Barclays says subject of new regulatory probes

 UK bank Barclays has announced that it is the subject of two new regulatory probes, soon after a series of scandals that have dented its reputation.

 US authorities are looking at whether the way that Barclays won business complied with the Foreign Corrupt Practices Act.

 The bank disclosed the probes as it reported a pre-tax statutory loss of £47m for the third quarter, down from a £2.4bn profit last year.

 Shares in the bank fell 4%.

 The loss includes charges to cover the payment protection insurance (PPI) mis-selling scandal.

 "The spectre of more damage to the bank's reputation in the form of further regulatory probes is weighing heavily on the shares in early trade," said Richard Hunter, head of equities at Hargreaves Lansdown.

 "Barclays' outlook statement is also cautious, whilst the previously announced extra PPI provision has dented the overall performance. On the upside, the bank has seen a reduction in impairments and costs, has further bolstered its capital position and has reduced its exposure to the weak peripheral European markets."

 The US Department of Justice and the Securities and Exchange Commission are looking into how Barclays won its business, while the second probe is by the US Federal Energy Regulatory Commission, which has been investigating Barclays power trading in the western US with respect to the period from late 2006 through 2008.

 "Barclays intends to vigorously defend this matter," the bank said.

 Barclays' adjusted profits, not including additional charges, were £1.7bn, up from £1.3bn for the quarter last year.
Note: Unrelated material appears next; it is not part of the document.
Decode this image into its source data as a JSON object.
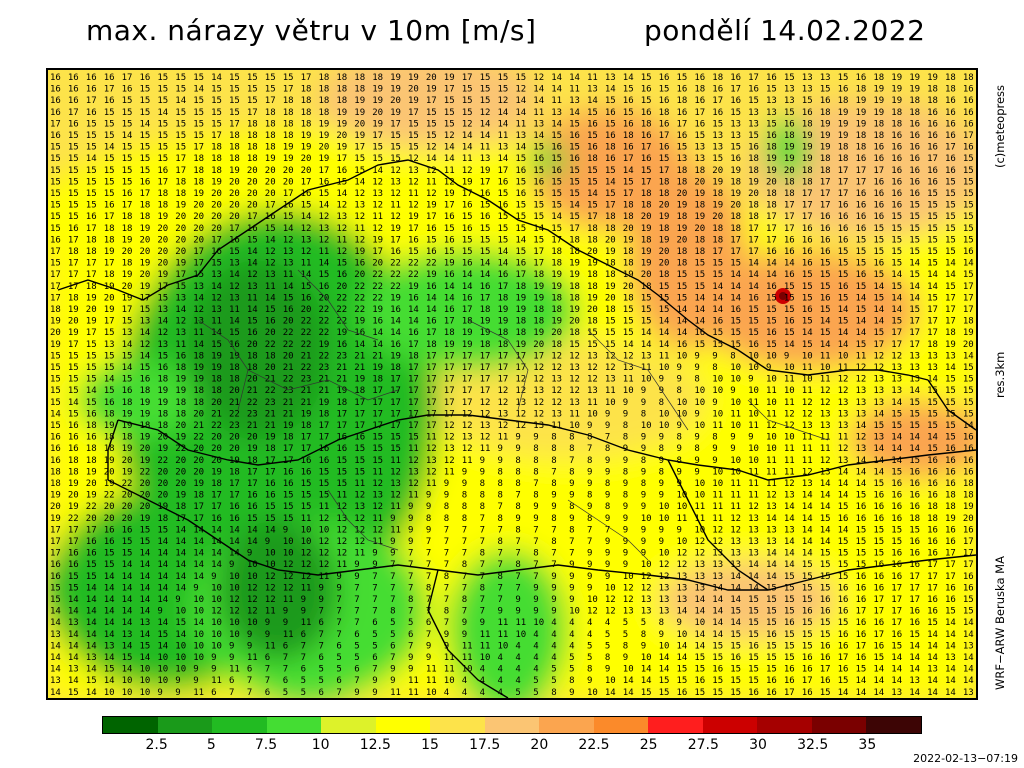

 The bank said it needed to set aside a further £700m for PPI claims, on top of £1bn in 2011 and £300m in the first quarter of this year that it anticipated.

 Chief executive Antony Jenkins said the results show "good momentum in our businesses despite the difficulties we faced through this period".
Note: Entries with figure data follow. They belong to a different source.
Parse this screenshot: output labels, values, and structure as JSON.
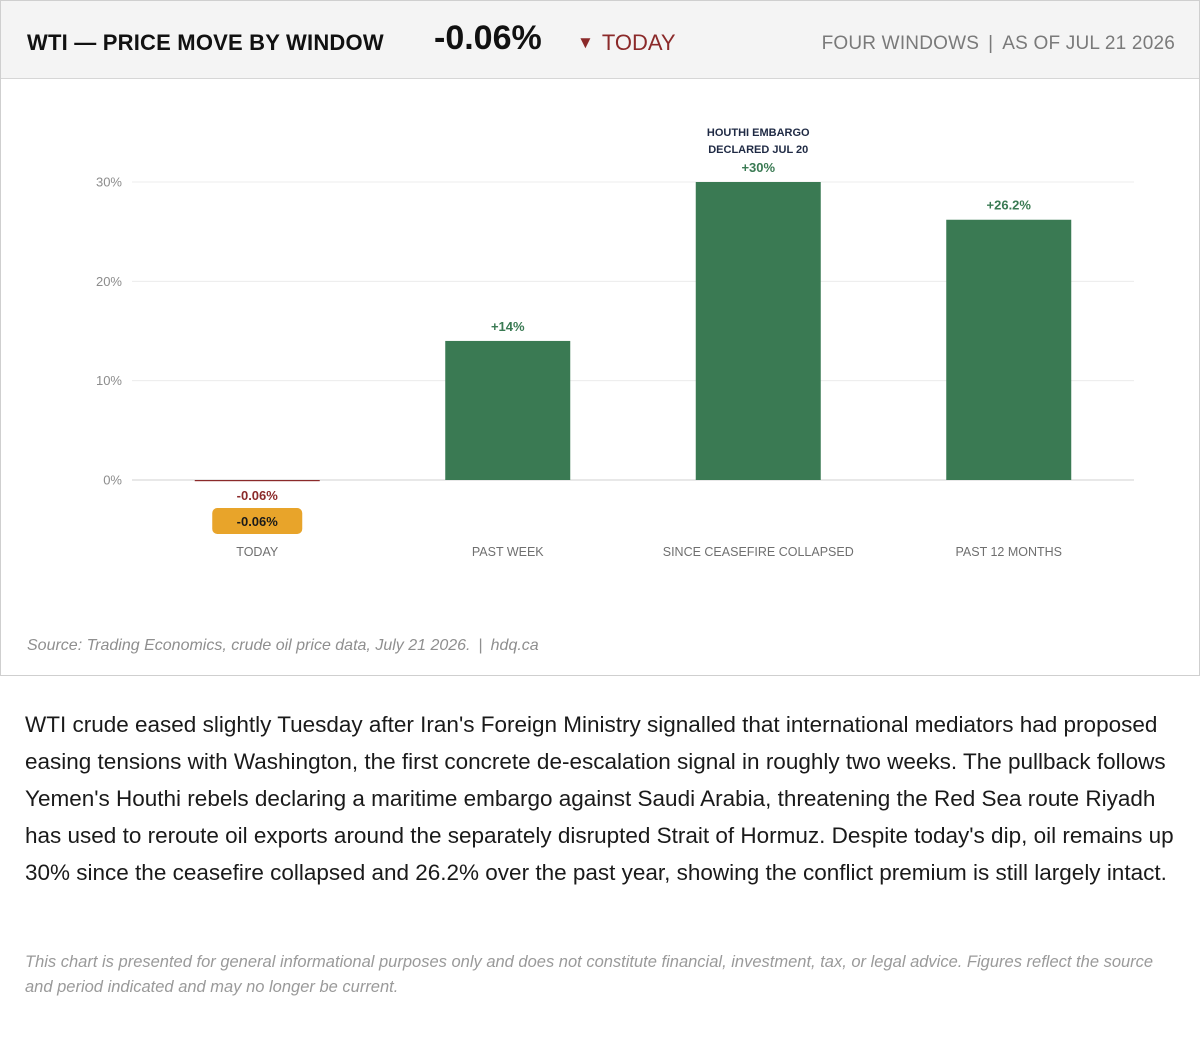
{
  "header": {
    "title": "WTI — PRICE MOVE BY WINDOW",
    "value": "-0.06%",
    "change_arrow": "▼",
    "change_label": "TODAY",
    "meta_left": "FOUR WINDOWS",
    "meta_sep": "|",
    "meta_right": "AS OF JUL 21 2026"
  },
  "colors": {
    "positive": "#3a7a53",
    "negative": "#8b2a2a",
    "badge": "#e8a42a",
    "grid": "#ececec",
    "zero_line": "#d0d0d0"
  },
  "chart_data": {
    "type": "bar",
    "categories": [
      "TODAY",
      "PAST WEEK",
      "SINCE CEASEFIRE COLLAPSED",
      "PAST 12 MONTHS"
    ],
    "values": [
      -0.06,
      14,
      30,
      26.2
    ],
    "value_labels": [
      "-0.06%",
      "+14%",
      "+30%",
      "+26.2%"
    ],
    "ylim": [
      0,
      30
    ],
    "yticks": [
      0,
      10,
      20,
      30
    ],
    "ytick_labels": [
      "0%",
      "10%",
      "20%",
      "30%"
    ],
    "grid": true,
    "annotation": {
      "category": "SINCE CEASEFIRE COLLAPSED",
      "lines": [
        "HOUTHI EMBARGO",
        "DECLARED JUL 20"
      ]
    },
    "highlight_badge": {
      "category": "TODAY",
      "text": "-0.06%"
    }
  },
  "source": {
    "text": "Source: Trading Economics, crude oil price data, July 21 2026.",
    "sep": "|",
    "site": "hdq.ca"
  },
  "body": "WTI crude eased slightly Tuesday after Iran's Foreign Ministry signalled that international mediators had proposed easing tensions with Washington, the first concrete de-escalation signal in roughly two weeks. The pullback follows Yemen's Houthi rebels declaring a maritime embargo against Saudi Arabia, threatening the Red Sea route Riyadh has used to reroute oil exports around the separately disrupted Strait of Hormuz. Despite today's dip, oil remains up 30% since the ceasefire collapsed and 26.2% over the past year, showing the conflict premium is still largely intact.",
  "disclaimer": "This chart is presented for general informational purposes only and does not constitute financial, investment, tax, or legal advice. Figures reflect the source and period indicated and may no longer be current."
}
 Mr Jenkins took over at a difficult time for the banking group, which has seen its reputation severely dented. In June, Barclays was fined £290m by UK and US regulators for attempting to manipulate Libor, an interbank lending rate which affects mortgages and loans.

 The scandal saw previous boss Bob Diamond and chairman Marcus Agius depart the bank.

 And in August, the Serious Fraud Office started an investigation into payments between Barclays' bank and Qatar Holding in 2008 when the bank was raising money in the Middle East during the banking crisis.

 The entire financial services industry has come under scrutiny since the financial crisis in 2008.

 The industry's reputation has been battered further by the mis-selling of PPI, and the mis-selling of specialist insurance - called interest rate swaps - to small businesses.

 Barclays has set aside provisions of £450m for interest-rate hedging products, it said.

 It had already said it would take a £1.01bn charge related to revaluing the cost of its debt on its balance sheet.

 In the third quarter, Barclays said its staff costs fell 9% to almost £2bn, including an increase in deferred charges for bonuses in previous years to £942m.